Die Nägel sollten möglichst kurz geschnitten oder gefeilt werden, da kurze Nägel nicht so sehr zum Knabbern verleiten. Bei Mädchen oder Frauen kann es helfen, die Nägel besonders schön zu „maniküren“ und einen bunten Lack aufzutragen. So wird die Hemmschwelle größer, die schönen Nägel zu zerstören.

In der Apotheke gibt es rezeptfreie Lacke oder Tinkturen, die bitter- oder scharfschmeckende Inhaltstoffe haben und so ein Kauen und Beißen (sowie bei kleinen Kindern auch das Daumenlutschen) verhindern sollen.

Der Daum-exol® Nagelschutzlack von Dentinox enthält das extrem bitter schmeckende Saccharoseoctaacetat und einen scharf schmeckenden Auszug aus Rotem Pfeffer. Der völlig unbedenkliche Lack wird ab einem Alter von zwei Jahren mehrmals täglich, auch in mehreren Schichten aufgetragen werden und entfalte seine Wirkung nach dem Trocknen. Der Hersteller sieht das Kosmetikum als eine Erinnerungshilfe (nicht als Bestrafung) für Betroffene, um nicht an den Nägeln zu kauen.

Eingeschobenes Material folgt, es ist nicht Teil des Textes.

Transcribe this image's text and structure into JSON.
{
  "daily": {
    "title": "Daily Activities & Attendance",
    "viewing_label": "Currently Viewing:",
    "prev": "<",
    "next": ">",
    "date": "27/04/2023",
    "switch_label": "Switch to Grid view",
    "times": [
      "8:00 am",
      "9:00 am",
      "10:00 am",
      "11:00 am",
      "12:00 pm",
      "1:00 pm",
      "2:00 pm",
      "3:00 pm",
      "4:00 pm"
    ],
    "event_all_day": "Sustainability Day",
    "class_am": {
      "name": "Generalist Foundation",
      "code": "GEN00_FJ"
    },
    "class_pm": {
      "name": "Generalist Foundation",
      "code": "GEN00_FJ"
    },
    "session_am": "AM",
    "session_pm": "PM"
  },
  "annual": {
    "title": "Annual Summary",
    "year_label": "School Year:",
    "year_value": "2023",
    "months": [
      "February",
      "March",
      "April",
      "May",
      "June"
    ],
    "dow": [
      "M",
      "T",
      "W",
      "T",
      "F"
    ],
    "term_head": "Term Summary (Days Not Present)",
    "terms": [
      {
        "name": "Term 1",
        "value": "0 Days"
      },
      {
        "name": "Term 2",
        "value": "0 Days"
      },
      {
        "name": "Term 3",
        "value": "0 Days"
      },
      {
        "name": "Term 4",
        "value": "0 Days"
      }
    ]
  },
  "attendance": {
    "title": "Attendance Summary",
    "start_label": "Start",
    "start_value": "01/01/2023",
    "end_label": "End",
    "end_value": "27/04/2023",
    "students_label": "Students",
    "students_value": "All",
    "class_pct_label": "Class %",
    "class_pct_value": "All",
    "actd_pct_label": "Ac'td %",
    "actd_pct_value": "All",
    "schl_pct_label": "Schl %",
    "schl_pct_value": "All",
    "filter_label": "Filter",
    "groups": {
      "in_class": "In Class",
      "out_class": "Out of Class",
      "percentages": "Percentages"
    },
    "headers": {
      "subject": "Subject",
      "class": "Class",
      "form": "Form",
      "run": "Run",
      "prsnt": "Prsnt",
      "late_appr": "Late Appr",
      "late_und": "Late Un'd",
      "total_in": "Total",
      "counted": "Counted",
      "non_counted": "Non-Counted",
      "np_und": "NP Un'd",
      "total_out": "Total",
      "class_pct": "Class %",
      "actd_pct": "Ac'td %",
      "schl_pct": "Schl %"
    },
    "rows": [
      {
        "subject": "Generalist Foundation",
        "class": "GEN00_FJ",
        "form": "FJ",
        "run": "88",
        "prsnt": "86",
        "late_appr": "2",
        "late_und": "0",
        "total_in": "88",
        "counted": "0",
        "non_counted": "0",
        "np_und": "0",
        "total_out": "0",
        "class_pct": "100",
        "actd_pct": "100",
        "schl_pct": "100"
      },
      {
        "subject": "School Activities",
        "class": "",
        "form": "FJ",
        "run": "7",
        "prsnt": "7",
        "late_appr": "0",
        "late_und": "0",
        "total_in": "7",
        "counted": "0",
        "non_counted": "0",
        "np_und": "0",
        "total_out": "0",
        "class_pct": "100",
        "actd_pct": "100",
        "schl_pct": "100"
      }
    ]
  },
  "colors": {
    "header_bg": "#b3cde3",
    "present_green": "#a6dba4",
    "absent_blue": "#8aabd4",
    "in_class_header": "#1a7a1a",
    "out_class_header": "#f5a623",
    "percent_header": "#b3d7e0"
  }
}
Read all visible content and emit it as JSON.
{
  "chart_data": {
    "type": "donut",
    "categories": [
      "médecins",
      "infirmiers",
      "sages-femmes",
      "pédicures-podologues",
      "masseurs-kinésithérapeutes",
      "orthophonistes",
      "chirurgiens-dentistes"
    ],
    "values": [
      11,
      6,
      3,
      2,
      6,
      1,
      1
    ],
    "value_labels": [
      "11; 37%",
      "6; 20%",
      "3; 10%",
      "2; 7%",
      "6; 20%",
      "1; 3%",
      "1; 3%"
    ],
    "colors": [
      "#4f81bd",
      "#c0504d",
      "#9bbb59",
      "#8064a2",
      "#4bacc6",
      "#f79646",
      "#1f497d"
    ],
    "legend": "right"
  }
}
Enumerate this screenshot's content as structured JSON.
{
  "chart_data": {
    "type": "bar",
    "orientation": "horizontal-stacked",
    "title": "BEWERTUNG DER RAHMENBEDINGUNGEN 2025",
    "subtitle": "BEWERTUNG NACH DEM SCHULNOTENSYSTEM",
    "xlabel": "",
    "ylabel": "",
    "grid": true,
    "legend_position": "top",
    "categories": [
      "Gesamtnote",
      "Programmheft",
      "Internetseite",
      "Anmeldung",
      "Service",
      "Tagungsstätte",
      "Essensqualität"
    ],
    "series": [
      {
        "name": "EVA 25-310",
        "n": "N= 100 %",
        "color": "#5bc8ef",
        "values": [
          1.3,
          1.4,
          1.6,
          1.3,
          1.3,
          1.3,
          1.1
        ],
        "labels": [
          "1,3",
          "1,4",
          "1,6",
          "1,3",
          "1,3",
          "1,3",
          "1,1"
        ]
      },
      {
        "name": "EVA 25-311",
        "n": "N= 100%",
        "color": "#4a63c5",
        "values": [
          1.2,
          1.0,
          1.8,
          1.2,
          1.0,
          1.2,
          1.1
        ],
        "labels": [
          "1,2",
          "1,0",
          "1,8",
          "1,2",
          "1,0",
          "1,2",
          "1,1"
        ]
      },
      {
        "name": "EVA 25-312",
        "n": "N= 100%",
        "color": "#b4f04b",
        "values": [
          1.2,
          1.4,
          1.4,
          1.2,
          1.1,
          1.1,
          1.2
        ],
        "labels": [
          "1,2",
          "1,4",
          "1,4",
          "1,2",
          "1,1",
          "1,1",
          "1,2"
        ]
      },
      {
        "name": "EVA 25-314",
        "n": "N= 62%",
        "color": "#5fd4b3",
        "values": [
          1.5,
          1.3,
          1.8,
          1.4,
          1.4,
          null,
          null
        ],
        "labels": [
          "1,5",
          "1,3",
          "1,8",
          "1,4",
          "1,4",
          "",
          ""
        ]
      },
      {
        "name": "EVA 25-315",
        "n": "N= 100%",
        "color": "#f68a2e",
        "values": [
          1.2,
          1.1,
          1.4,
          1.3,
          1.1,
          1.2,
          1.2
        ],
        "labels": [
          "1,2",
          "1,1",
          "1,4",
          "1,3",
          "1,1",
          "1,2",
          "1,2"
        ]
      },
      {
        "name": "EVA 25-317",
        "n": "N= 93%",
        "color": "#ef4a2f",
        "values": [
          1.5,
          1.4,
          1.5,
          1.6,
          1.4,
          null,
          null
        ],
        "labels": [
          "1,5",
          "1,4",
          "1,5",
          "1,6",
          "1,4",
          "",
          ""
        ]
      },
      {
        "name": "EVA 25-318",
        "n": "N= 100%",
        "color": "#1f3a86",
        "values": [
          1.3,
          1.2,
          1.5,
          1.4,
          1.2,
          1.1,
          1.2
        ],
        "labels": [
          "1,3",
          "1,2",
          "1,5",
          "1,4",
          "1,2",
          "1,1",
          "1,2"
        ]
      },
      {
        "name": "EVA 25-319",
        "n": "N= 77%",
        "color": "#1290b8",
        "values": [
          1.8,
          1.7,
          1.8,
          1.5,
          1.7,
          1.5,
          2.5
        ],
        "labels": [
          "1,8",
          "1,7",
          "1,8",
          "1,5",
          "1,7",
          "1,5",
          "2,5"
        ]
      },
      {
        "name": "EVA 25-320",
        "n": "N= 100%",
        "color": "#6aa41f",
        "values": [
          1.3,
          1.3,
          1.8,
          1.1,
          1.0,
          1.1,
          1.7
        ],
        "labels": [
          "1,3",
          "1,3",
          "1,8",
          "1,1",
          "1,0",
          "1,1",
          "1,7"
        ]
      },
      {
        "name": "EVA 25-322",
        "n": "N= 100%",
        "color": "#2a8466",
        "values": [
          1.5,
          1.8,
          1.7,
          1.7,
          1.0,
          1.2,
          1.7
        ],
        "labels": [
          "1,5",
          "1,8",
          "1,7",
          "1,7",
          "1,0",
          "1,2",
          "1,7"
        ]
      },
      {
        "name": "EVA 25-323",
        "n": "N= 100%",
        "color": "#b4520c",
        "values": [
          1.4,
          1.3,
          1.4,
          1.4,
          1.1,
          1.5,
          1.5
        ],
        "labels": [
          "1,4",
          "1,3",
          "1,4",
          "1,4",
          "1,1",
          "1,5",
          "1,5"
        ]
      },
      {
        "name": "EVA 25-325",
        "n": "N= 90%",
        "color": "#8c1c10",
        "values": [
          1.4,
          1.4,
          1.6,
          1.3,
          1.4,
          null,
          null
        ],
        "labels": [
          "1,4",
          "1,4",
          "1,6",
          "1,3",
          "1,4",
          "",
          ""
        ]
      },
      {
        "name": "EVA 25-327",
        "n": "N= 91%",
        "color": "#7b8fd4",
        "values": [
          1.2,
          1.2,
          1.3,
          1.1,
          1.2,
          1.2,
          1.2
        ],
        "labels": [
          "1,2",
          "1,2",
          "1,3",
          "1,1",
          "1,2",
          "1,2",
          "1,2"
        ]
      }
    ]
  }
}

Für Kinder ab 3 Jahren ist der stop´n grow Lack von der Schäfer Pharma GmbH geeignet. Er enthält Denatonium und Sucroseoctaacetat, zwei extrem bitter schmeckende Stoffe. Er wird ebenfalls mehrmals täglich auf Nagel und Nagelhaut aufgetragen und kann auch über dekorativen Lack als letzte Schicht gepinselt werden. Der Hersteller empfiehlt, die Behandlung nach den ersten Erfolgen noch weitere 1-2 Monate fortzusetzen.

Der Raylex® Stift von der Sanova Pharma GesmbH darf ebenfalls ab 3 Jahren angewendet werden und schmeckt nach bitteren Grapefruitschalen. Er enthält neben Denatonium noch einen bitteren Zitrusfruchtextrakt und sieht auf den ersten Blick aus, wie ein Textmarker. Die ermöglicht ein sehr einfaches und schnelles Auftragen, weil man sich nur schnell die Finger „bemalen“ muss. Neben den Bitterstoffen enthält er auch noch pflegendes Biotin, das dem Nagel hilft, wieder gesund nachzuwachsen.

Ein eher kostengünstiges Präparat ist der Coscura® Nagelkau- und Daumenlutschstopp von der Axisis GmbH. Der Lack enthält ebenfalls Denantonium, kann mehrfach täglich aufgetragen werden und verhindert den Drang zum Nägelkauen für mehrere Stunden.

Auch das Abkleben der vorderen Fingerglieder mit Pflastern oder Tapes (z.B. Leukoplast® oder Leukosilk von BSN medical GmbH, o.ä.) kann hilfreich sein.

Des Weiteren besteht die Möglichkeit, einzelne Finger nach und nach „kaufrei“ zu halten. Die Anzahl der Finger sollte natürlich nach und nach erhöht werden.

Für den Erfolg entscheidend ist, dass die Maßnahmen freiwillig und in Absprache mit dem oder der Betroffenen erfolgt. In besonders schlimmen Fällen kann eine Psychotherapie erforderlich werden. In Studien zeigen sich bedeutende Erfolge durch die sogenannte Entkopplungsmethode, bei der der Betroffene angeleitet wird, den ursprünglichen Verhaltenspfad abzuwandeln, indem kurz vor Abschluss des selbstverletzenden Verhaltens (hier: Nägelkauen) eine ruckartige gegenläufige Bewegung ausgeführt wird. Dies soll eine Irritation auslösen, die es dem Betroffenen ermöglicht, das Zwangsverhalten frühzeitig zu erkennen und zu unterbinden.